The agitation, he contends harms the democratic fabric of India by further dividing castes and religions against each other, something like the British did he said. He wants the government to sit at the table with the protestors and thrash it out.
Patels are ruling Gujarat today, he noted. The Chief MinisterAnanidiben Patel is from the community as are many ministers, he pointed out. “I cannot understand. There is something deeper behind this agitation. I am caught by surprise. Where has this come from?” a perplexed Mehta said.
Hijacked
Dr. Kiran Patel, a businessman and philanthropist in Tampa, Florida, has part of the answer. He is not surprised and like several others News India Times spoke to, says the frustration arises from a flawed caste-based quota system. Meant to help many, the quota system has been hijacked by a few elites within the so-called backward or socially disadvantaged groups for two to three generations since India’s independence, he said.
“So now a small minority in those groups have become the elite and are exploiting the rule,” he concluded. Economic criteria to build educational opportunity based on merit should be the backbone of the quota system, he said.
His solution is to support children of families in which no one has gone to school because of financial constraints.

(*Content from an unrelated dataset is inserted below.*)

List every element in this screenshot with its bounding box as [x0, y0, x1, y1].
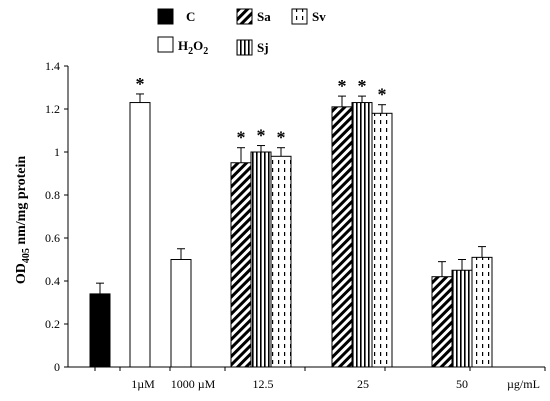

However, no politician has the backbone to change the system, he claimed.”The Patels are asking for inclusion because they know the system will not change,” he added.
The Disconnect
Twenty-four-year old Hersh Patel, a graduate student in New Jersey, born and raised in the U.S., said he detected a disconnect among young Indian-American Gujaratis.
“I contacted some young Patels and they don’t feel a connection. It hasn’t hit home over here yet. You don’t see the news on TV here,” he told News India Times.
They have no family connections in India, he says explaining the disconnect. He, on the other hand, relates to India and listens to Indian news channels and reads Indian newspapers.
When he visited India in March, he saw positive developments in Ahmedabad, he says. “I didn’t think this was possible just 6 months later. It’s very odd.” He added, “It’s like three steps forward and two steps backward.”